It is the best of times, it is the worst of times.
Made loudly public by the now global Occupy Wall Street movement, many Americans are going through a pretty rough time. Wages are low, jobs are hard to get, the price of everyday items are ever increasing.
Throughout history, it has been times like these that have spawned some pretty great food. Poor communities were forced to be incredibly creative with the low cost ingredients they could either afford or grow themselves. Spices and herbs were used to inject flavor into these peasant dishes to make them more appealing.
One such dish is Karfiolleves, a meatless Hungarian soup of paprika (a spice) and cauliflower. Cheap to make, but full of flavor because of the spicy paprika, sweet carrots, hearty cauliflower, bright parsley, buttery dumplings and fresh lemon.
The year may have changed, but there is still a need to find inexpensive and filling dishes that are both delicious and help stretch a budget. Regardless of where you stand on the issues of the day, paprika and cauliflower soup should be a mainstay in any household.

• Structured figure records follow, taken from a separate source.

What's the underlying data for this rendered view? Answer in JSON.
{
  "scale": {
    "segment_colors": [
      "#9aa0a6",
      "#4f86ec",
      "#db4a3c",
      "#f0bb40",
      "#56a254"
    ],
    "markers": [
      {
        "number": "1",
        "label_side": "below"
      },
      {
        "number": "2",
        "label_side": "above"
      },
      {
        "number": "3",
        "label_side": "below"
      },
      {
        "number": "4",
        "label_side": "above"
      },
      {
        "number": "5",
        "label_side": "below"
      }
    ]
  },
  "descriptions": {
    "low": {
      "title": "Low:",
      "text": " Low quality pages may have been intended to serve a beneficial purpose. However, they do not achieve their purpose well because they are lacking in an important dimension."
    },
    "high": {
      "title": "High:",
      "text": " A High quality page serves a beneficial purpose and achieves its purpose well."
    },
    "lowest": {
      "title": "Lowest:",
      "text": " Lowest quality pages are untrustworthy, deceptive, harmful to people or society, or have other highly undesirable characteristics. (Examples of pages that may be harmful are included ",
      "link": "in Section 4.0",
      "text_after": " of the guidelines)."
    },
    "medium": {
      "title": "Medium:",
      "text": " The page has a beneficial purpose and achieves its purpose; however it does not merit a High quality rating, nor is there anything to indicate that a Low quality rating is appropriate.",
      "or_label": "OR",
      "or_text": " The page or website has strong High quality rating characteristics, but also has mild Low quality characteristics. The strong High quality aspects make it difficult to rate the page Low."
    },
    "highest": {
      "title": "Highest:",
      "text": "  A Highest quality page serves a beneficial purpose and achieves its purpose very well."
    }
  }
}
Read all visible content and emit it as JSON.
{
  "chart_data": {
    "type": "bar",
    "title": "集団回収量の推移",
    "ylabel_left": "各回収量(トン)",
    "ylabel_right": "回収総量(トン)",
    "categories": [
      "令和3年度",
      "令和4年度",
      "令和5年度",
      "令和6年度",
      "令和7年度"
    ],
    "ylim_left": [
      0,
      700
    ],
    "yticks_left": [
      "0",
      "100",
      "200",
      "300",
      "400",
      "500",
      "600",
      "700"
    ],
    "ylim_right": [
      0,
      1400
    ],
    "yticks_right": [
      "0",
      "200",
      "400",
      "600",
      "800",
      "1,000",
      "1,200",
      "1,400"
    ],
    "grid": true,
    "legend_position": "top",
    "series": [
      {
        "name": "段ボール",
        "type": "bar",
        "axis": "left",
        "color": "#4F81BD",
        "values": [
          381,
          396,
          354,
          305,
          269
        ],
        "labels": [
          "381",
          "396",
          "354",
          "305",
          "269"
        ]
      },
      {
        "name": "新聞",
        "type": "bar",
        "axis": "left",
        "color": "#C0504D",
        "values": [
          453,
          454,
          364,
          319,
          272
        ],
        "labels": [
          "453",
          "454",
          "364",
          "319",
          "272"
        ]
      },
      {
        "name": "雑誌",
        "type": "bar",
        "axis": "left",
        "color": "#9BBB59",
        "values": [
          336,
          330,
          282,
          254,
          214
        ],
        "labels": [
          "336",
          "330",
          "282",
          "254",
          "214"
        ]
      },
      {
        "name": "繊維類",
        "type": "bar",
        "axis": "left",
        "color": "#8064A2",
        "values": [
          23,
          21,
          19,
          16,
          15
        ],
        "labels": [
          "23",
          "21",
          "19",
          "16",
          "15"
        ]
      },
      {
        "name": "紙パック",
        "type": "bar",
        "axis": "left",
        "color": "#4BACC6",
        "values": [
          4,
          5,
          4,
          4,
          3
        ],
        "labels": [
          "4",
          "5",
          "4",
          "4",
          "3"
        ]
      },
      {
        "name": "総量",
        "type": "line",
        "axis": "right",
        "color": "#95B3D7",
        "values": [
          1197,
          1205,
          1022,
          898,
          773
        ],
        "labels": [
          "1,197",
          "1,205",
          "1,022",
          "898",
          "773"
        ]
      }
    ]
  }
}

I wonder what kind of inventive dishes are being made as we speak across the country, and world. Who knows, they might impact what we eat 50 years from now.
Karfiolleves (Paprika and Cauliflower Soup) Recipe
adapted from Saveur
Dumplings
1/3 c all purpose flour
1/2 tsp salt
2 tbsp unsalted butter, chilled and cubed
1 egg
Soup
4 tbsp unsalted butter
1 1/2 tbsp spicy Hungarian paprika (See Note)
1 large yellow onion, finely diced
6 c vegetable stock or broth
1 small head cauliflower, cut into florets
2 medium carrots, finely diced
1 bay leaf
salt and pepper
1 lemon (optional)
handful fresh parsley, chopped
For the dumplings
Stir together flour and salt in small bowl. Using your fingers, rub the chilled butter into the flour until it resembles coarse peas and there are no big pieces of butter left. Stir in egg just until combined. Refrigerate until needed.
For the soup
Melt butter over medium heat. Add onions and paprika. Let onions cook until soft and translucent, about 5m. Add stock, bay, cauliflower, carrot, and salt and pepper to taste. Bring to boil. Reduce heat to just above a simmer and let cook for 15m.
Pull out the dumpling dough. Using a 1/2 tsp, scoop out the dumpling dough and drop into the soup one-by-one. Yes, the dumplings will be ugly and not perfect spheres. But that isn’t really the point. The point is that they are delicious.
Once all the dumplings are in, give it a good stir and let them poach for 3m. Add juice of one lemon and stir (if using). Serve in bowls with a sprinkle of chopped parsley. Add a little sour cream if you are feeling saucy. It will help cool down the spice of the paprika.
Notes for your perusal
Don’t have or can’t find spicy paprika? No problem! Substitute sweet or smoked paprika and add 1/2 tsp crushed red pepper to add spice.